Turnamen golf bergengsi pekan ini menghadirkan dinamika yang kontras antara ambisi sang veteran dan dominasi talenta muda. Rory McIlroy, yang datang sebagai magnet utama penonton, harus menghadapi kenyataan pahit dengan performa yang belum panas di putaran awal. Sementara itu, perhatian dunia kini beralih kepada dua nama yang tampil fenomenal, Akshay Bhatia dan Ryo Hisatsune, yang sukses memimpin klasemen lewat permainan yang presisi dan penuh keberanian.
Dominasi Bhatia dan Hisatsune
Akshay Bhatia menunjukkan kelasnya sebagai salah satu pemain muda paling menjanjikan di PGA Tour saat ini. Dengan kontrol bola yang tajam dan akurasi putting yang luar biasa, Bhatia berhasil mencatatkan serangkaian birdie penting untuk mengamankan posisi puncak. Tidak sendirian, ia ditempel ketat oleh pemain asal Jepang, Ryo Hisatsune, yang tampil sangat tenang di tengah tekanan kondisi lapangan yang menantang.
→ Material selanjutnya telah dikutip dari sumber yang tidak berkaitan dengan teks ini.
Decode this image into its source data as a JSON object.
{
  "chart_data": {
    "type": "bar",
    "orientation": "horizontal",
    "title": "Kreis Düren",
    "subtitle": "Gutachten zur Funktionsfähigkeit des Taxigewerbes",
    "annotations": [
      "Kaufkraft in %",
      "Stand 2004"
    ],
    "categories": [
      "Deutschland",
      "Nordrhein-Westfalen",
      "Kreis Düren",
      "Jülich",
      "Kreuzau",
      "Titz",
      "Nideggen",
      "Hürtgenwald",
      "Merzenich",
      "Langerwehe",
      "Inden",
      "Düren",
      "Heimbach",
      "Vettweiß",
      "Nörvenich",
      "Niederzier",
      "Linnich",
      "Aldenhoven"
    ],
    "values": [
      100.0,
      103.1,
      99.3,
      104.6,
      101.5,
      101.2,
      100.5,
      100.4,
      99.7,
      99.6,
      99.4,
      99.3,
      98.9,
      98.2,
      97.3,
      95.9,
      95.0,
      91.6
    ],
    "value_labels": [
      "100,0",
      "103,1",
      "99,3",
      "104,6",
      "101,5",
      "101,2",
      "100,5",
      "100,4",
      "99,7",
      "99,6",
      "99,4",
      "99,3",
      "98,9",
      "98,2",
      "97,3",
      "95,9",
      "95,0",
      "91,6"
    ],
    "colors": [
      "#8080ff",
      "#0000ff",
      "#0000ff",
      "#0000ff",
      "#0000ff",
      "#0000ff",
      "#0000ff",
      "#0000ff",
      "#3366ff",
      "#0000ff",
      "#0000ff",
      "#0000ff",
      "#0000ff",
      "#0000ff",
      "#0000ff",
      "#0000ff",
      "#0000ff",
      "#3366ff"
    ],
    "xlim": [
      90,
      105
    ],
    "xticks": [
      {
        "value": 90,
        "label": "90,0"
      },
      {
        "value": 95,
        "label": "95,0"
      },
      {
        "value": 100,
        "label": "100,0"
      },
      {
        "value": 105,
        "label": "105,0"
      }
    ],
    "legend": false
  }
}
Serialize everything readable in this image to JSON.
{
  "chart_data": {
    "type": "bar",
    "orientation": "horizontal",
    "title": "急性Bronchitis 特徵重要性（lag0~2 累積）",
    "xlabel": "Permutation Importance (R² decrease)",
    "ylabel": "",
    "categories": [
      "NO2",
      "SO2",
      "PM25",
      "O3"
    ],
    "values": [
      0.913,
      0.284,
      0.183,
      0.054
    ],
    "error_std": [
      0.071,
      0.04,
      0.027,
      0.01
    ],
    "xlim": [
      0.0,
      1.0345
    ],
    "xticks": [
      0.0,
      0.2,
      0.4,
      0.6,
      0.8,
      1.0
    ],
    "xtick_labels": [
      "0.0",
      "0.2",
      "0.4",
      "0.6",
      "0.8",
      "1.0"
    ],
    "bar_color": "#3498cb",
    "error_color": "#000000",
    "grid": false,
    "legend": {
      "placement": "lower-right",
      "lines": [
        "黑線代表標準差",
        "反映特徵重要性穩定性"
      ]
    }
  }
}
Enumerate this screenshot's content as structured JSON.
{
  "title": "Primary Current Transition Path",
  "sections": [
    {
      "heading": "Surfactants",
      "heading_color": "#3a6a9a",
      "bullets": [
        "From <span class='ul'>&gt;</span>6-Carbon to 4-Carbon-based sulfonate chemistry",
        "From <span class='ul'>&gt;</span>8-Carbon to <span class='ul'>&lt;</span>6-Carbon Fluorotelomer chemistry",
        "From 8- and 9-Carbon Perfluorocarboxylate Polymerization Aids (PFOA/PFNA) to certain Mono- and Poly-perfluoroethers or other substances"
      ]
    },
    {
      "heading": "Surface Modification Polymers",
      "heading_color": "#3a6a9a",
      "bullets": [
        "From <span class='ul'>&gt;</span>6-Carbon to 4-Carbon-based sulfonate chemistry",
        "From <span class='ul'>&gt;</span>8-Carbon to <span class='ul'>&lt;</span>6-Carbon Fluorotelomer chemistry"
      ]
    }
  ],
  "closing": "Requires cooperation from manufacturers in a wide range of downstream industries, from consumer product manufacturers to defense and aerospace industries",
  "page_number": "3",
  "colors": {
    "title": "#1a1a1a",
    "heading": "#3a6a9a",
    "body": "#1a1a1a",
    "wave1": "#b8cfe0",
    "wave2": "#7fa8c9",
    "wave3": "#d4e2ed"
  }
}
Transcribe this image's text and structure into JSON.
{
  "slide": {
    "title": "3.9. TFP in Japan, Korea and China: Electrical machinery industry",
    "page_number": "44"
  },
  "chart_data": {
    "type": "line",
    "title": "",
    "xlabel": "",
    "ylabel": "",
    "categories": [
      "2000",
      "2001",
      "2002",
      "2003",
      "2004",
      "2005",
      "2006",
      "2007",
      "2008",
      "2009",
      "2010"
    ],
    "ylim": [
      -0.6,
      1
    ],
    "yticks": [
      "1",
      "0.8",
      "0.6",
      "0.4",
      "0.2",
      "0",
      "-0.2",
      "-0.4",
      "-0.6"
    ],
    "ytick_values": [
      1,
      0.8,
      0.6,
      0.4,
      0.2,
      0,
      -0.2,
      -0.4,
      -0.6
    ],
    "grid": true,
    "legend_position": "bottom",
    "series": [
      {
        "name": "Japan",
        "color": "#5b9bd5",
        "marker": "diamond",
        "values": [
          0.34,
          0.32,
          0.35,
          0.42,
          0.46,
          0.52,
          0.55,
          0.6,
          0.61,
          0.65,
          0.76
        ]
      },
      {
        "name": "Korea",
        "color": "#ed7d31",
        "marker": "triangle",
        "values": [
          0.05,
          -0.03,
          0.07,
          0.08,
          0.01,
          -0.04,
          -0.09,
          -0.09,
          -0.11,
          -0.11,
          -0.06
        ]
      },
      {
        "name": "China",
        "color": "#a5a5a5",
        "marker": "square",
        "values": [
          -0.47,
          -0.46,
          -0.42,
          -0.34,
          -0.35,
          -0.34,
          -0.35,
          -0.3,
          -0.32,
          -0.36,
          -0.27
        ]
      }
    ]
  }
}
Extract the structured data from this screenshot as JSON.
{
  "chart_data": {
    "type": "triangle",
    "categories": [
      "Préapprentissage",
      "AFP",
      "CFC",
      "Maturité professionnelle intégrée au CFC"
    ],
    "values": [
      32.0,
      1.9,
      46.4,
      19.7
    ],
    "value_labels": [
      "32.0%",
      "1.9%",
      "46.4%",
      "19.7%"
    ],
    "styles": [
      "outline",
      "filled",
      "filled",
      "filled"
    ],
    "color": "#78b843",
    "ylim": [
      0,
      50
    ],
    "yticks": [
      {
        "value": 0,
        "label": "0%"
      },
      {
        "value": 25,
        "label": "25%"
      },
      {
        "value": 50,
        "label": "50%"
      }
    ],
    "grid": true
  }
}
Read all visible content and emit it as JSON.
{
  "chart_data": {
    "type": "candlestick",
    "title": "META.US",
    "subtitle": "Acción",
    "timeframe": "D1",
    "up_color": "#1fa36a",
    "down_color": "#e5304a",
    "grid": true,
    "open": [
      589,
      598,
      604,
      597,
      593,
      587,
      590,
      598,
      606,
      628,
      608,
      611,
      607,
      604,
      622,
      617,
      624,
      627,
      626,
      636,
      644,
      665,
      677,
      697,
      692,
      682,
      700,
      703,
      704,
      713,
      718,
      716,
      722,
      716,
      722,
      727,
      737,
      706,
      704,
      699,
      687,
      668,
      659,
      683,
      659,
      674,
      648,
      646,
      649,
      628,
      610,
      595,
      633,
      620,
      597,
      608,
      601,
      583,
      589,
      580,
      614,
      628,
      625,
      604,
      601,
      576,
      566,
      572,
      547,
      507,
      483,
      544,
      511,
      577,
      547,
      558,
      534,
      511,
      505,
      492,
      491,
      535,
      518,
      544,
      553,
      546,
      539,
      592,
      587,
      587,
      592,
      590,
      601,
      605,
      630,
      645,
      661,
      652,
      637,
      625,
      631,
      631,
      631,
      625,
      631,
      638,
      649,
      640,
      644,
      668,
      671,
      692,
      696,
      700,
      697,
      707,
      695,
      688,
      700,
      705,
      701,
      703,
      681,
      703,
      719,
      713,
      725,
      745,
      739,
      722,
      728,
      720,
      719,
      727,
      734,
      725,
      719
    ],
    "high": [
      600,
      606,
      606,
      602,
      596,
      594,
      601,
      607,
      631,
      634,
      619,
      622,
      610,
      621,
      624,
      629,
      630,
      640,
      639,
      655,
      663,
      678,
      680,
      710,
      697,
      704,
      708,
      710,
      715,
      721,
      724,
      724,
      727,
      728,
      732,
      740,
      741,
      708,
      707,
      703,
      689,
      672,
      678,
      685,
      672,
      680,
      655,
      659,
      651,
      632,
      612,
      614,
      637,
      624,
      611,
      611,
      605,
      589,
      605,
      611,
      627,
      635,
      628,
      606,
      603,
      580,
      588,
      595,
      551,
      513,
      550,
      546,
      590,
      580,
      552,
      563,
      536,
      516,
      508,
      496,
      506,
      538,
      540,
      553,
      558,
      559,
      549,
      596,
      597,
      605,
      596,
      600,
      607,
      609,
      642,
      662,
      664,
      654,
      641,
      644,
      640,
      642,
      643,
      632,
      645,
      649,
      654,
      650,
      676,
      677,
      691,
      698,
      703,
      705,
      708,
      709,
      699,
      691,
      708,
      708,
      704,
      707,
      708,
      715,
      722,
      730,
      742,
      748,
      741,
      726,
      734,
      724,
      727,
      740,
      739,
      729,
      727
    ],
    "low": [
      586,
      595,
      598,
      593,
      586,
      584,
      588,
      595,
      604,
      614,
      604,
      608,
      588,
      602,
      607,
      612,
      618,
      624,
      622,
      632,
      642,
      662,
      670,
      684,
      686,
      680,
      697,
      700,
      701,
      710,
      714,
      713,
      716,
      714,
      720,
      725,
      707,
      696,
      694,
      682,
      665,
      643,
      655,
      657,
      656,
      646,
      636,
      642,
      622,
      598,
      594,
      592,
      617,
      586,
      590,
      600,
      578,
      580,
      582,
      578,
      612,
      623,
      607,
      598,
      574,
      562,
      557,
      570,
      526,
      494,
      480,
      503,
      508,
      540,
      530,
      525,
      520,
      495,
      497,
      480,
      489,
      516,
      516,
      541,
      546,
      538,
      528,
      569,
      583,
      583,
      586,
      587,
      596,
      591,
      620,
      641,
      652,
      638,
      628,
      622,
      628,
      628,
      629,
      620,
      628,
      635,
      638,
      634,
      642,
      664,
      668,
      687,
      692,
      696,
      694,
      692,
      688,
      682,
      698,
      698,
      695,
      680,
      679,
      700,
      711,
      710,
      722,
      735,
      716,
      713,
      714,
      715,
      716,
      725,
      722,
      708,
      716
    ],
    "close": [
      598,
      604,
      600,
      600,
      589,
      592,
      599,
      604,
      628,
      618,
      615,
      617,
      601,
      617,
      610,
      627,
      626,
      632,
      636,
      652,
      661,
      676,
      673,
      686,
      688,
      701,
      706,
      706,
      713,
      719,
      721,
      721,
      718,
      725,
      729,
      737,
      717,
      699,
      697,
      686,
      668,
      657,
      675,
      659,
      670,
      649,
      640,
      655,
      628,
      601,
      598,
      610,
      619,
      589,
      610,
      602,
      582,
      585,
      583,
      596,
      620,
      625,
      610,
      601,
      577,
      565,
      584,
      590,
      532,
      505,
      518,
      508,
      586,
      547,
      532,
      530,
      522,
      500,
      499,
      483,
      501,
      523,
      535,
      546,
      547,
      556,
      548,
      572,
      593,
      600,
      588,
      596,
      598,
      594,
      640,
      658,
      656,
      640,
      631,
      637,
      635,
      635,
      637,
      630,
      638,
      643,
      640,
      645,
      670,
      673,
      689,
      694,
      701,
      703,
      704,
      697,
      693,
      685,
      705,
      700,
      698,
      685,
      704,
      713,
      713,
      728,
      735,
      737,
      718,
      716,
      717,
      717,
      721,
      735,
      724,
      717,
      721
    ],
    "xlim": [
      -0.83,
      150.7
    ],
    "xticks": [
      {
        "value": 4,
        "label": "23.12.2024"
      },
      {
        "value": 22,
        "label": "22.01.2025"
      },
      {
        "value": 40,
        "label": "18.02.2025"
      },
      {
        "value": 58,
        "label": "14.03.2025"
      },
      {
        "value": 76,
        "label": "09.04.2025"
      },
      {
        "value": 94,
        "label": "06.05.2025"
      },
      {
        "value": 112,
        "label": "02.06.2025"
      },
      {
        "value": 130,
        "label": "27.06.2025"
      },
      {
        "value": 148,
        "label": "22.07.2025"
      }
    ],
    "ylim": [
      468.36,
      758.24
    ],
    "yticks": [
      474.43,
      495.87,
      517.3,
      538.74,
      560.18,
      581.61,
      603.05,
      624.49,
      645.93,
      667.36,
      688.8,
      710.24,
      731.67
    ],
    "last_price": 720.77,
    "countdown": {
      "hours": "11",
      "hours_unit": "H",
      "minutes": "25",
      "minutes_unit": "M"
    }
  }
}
Hisatsune, yang terus naik daun di kancah internasional, menunjukkan konsistensi yang jarang dimiliki pemain seusianya. Keduanya menciptakan standar permainan yang sangat tinggi, memaksa para pemain lain di grup pengejar untuk bermain lebih agresif jika ingin memperpendek selisih angka di babak selanjutnya.
Pekerjaan Rumah bagi McIlroy
Di sisi lain, Rory McIlroy tampak masih berjuang menemukan ritme permainannya. Kesalahan-kesalahan kecil pada drive dan kegagalan memaksimalkan peluang di area green membuatnya tertinggal beberapa pukulan di belakang pemimpin klasemen. "Banyak pekerjaan yang harus dilakukan," menjadi ungkapan yang tepat untuk menggambarkan situasi McIlroy saat ini.
Meskipun memiliki pengalaman segudang dalam melakukan comeback spektakuler, McIlroy tidak boleh lengah. Dengan kualitas permainan yang ditunjukkan Bhatia dan Hisatsune, McIlroy harus segera membenahi sisi teknisnya di putaran kedua untuk menghindari risiko gagal lolos cut atau kehilangan peluang perebutan gelar juara di akhir pekan.